Весна 1979-го. Год, следующий за тем, когда дедушка не пустил Эйнара ко мне на десятилетие. В ответ на это тот срубил четыре дерева в березовом лесу. Для гроба достаточно.

Но этот подарок был послан не в знак примирения, сказал я себе. Гроб служил посланием. Посланием, точно рассчитанным по времени. Чтобы попасть ко мне сразу же после смерти дедушки.

– Гроб в стиле ар-деко, – сказала Раннвейг Ланнстад. – Подумать только…

Я посмотрел на нее долгим взглядом.

– Разве бывают гробы в стиле ар-деко?

– Этот, вероятно, доказывает, что бывают.

– Вы его когда-нибудь открывали?

– Мы тоже люди, – сказала Ланнстад, проведя пальцем по одной из бороздок.

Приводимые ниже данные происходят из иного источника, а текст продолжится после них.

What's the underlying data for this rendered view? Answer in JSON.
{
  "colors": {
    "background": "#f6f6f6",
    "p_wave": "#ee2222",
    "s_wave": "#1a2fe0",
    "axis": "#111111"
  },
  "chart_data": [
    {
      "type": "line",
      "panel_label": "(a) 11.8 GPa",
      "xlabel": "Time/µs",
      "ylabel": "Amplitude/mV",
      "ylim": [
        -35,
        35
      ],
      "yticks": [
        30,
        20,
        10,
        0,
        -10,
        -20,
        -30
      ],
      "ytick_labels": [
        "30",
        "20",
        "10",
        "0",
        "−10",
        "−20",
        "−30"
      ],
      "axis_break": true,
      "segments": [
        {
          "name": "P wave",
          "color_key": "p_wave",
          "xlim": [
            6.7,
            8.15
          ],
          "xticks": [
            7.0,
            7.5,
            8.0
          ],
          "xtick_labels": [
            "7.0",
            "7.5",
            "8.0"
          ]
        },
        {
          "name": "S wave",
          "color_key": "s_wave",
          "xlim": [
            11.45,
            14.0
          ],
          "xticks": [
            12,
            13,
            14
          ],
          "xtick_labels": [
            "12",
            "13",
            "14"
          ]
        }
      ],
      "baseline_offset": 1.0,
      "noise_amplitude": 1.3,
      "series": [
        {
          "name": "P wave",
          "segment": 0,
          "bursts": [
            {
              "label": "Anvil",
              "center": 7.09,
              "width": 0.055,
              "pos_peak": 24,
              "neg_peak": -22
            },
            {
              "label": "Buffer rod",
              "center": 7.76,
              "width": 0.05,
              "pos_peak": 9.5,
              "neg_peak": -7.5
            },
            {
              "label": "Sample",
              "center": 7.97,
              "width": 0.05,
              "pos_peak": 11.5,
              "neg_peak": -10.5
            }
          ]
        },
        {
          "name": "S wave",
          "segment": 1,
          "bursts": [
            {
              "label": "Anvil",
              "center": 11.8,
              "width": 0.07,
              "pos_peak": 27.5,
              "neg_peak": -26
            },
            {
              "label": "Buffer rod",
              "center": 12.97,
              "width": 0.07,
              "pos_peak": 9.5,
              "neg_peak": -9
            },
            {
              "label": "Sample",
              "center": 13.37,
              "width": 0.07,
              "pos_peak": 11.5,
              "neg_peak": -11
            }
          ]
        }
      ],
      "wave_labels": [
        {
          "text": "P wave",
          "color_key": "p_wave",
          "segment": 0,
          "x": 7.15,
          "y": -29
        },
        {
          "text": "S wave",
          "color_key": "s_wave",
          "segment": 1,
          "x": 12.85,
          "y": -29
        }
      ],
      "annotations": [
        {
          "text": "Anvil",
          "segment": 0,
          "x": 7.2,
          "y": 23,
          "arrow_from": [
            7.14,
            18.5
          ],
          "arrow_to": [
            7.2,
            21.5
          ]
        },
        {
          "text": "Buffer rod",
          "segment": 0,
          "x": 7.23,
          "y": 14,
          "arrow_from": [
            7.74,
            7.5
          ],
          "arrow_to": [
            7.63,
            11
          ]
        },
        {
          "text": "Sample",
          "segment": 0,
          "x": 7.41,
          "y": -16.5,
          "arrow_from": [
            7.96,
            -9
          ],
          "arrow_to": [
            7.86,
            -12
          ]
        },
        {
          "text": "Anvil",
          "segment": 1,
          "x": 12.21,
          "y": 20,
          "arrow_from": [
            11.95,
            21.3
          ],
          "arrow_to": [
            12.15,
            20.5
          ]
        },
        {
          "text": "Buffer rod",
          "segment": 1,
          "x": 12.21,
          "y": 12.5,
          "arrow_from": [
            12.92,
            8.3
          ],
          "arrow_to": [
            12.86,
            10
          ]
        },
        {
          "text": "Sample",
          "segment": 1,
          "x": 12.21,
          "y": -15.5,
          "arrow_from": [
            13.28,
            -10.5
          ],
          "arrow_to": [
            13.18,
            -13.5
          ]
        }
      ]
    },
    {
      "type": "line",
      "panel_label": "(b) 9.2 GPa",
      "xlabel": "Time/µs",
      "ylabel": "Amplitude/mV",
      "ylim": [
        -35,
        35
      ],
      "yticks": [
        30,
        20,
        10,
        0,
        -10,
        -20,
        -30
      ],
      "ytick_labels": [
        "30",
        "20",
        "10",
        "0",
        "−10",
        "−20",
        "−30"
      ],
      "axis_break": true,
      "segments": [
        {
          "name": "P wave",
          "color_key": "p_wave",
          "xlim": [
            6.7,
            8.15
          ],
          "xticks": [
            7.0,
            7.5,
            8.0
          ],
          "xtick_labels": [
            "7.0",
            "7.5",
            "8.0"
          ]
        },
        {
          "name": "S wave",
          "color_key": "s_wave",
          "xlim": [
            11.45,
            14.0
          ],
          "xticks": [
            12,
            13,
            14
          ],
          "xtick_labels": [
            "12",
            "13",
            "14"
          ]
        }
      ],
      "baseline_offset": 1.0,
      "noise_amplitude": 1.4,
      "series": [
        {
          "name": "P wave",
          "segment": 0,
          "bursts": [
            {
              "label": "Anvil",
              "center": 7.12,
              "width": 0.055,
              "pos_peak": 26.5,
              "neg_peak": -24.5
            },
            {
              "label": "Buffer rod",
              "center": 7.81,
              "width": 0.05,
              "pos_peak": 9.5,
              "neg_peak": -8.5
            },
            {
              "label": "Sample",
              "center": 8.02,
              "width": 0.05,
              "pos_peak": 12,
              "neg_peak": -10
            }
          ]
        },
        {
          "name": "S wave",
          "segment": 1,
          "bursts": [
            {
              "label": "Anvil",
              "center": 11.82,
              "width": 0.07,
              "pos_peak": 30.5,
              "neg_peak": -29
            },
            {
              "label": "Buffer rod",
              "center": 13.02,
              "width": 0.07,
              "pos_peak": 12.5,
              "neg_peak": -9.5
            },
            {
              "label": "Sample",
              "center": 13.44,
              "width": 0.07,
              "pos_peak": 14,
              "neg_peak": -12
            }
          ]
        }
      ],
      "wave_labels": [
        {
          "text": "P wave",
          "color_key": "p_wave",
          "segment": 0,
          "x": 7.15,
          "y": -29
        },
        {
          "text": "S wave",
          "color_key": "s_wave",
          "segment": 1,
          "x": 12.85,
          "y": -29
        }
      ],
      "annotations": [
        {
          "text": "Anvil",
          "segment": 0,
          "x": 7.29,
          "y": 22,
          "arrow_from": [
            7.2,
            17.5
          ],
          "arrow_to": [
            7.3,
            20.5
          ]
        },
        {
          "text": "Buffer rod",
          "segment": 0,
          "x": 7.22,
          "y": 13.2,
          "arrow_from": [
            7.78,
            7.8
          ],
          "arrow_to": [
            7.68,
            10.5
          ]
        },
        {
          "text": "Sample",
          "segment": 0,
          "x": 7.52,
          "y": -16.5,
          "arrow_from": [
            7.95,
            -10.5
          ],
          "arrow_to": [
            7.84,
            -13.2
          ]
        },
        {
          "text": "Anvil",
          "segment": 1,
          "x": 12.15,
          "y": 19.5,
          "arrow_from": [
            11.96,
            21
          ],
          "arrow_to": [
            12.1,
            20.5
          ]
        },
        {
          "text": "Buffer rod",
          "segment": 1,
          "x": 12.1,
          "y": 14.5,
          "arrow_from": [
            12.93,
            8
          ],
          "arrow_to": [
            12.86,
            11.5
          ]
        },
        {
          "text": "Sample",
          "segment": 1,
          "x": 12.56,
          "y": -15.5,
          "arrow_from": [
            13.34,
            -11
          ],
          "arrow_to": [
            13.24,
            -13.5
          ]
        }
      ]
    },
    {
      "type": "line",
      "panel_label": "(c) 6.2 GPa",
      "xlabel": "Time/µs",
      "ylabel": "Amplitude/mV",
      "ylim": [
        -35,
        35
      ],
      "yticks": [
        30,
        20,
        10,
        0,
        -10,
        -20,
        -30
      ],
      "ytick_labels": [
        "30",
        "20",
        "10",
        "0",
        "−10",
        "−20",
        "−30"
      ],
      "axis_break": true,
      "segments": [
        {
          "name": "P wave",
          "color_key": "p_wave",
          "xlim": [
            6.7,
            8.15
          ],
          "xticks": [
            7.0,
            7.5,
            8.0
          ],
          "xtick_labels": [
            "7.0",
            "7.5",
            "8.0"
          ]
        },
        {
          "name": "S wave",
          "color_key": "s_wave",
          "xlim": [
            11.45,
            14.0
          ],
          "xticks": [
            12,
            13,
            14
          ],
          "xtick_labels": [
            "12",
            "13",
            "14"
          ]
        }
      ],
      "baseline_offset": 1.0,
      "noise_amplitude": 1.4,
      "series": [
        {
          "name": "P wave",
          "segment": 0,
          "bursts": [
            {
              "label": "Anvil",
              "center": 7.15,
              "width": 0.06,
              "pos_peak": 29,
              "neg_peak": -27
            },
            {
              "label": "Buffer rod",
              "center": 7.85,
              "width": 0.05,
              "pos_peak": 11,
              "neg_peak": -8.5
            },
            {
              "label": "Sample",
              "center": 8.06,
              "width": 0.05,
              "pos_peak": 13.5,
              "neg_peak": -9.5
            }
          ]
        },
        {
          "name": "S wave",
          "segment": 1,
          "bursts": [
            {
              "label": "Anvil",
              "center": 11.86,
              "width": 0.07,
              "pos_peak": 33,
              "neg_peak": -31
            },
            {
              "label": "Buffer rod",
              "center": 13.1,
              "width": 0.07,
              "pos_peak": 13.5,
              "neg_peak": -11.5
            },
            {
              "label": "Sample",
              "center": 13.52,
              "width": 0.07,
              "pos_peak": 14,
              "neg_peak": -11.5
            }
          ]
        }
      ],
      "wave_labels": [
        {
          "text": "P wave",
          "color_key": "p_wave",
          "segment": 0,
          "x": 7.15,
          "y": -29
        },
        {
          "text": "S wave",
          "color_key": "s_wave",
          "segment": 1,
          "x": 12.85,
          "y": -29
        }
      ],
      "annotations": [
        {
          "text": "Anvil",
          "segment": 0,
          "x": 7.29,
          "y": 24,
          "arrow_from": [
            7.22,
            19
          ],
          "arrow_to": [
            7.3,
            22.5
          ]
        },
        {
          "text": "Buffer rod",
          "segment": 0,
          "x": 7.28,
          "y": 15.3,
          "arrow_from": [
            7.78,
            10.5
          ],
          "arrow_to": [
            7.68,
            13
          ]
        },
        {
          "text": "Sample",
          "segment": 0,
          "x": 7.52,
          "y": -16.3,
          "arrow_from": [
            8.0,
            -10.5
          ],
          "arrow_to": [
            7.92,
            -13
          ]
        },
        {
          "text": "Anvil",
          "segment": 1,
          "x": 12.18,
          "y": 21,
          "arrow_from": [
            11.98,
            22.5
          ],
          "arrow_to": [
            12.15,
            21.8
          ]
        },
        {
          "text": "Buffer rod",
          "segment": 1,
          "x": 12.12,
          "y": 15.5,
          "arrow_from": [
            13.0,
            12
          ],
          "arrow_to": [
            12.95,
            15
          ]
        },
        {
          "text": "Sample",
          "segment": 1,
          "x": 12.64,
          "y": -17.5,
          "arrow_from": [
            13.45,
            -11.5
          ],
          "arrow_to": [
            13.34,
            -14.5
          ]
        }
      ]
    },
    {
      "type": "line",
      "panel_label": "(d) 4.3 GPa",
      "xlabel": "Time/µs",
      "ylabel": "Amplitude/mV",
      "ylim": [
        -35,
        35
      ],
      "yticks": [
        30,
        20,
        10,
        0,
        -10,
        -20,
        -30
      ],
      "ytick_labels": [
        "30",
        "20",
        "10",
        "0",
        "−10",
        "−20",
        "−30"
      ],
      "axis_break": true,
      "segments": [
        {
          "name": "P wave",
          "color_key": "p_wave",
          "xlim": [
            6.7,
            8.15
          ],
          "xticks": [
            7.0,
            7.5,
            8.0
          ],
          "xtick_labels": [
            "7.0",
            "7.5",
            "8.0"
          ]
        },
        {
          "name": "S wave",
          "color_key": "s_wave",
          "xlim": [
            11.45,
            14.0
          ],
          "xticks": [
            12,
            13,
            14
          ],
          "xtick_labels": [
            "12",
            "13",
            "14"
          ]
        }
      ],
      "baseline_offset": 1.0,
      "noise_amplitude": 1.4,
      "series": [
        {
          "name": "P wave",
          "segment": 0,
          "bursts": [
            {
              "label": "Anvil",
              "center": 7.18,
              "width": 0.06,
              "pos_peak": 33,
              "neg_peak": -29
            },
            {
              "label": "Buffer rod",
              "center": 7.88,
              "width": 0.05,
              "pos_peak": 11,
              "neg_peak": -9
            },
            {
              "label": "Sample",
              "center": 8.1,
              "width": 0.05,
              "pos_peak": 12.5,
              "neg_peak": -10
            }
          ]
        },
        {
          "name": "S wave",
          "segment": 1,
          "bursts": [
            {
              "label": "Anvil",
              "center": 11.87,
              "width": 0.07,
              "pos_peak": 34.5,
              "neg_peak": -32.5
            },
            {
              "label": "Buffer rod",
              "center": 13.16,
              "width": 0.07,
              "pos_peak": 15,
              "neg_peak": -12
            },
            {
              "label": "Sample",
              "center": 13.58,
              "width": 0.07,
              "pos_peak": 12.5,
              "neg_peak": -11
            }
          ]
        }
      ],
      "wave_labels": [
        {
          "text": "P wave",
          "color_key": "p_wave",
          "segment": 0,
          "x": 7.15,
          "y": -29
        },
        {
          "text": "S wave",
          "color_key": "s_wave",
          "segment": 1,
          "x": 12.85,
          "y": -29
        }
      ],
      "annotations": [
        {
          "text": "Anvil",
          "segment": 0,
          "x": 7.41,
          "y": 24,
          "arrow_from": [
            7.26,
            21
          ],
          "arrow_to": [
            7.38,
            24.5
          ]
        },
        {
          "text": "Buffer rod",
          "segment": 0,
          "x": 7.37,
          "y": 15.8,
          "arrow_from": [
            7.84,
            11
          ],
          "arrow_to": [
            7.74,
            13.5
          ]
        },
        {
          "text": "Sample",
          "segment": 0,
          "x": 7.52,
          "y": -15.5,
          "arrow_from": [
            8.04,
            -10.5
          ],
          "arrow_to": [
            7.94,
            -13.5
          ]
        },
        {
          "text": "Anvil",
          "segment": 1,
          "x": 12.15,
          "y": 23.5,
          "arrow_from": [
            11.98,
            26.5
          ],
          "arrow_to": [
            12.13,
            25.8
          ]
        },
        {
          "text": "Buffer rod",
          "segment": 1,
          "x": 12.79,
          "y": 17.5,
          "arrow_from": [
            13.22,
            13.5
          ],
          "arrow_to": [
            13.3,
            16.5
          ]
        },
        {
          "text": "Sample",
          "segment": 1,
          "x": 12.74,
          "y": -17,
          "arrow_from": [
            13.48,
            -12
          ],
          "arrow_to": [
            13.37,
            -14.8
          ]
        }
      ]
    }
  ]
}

Горизонтальная щелочка разрослась в зияющую черноту. Женщина без усилия подняла крышку, которая удерживалась в равновесии двумя хромированными балансирными пружинами. По всей длине в дерево была утоплена фортепианная петля из блестящей латуни, и я видел, что пазы всех шурупов выстроены в линию – достижение, стремиться к которому призывал нас учитель труда.

Гроб не был обит изнутри бархатом, как я предполагал. Он был фанерован древесиной того же рода, что и мое ружье. Похожей на свилеватую карельскую березу, но с еще более замысловатым, более необузданным узором.

Как зарево в аду. Или цветы, гнущиеся в непогоду.

* * *

Славное утро. Я проснулся на диване, одетый и пропотевший.

Вышел на кухню и просмотрел бумаги, которые достал накануне из дедушкиной шкатулки. Вечером я рассортировал их все, раскладывая листок за листком внахлест, пока они не закрыли весь пол в дедушкиной комнате, но нашел там только старые письма из местного отделения земельного комитета и договоры со страховой компанией. А потом просто рухнул от усталости.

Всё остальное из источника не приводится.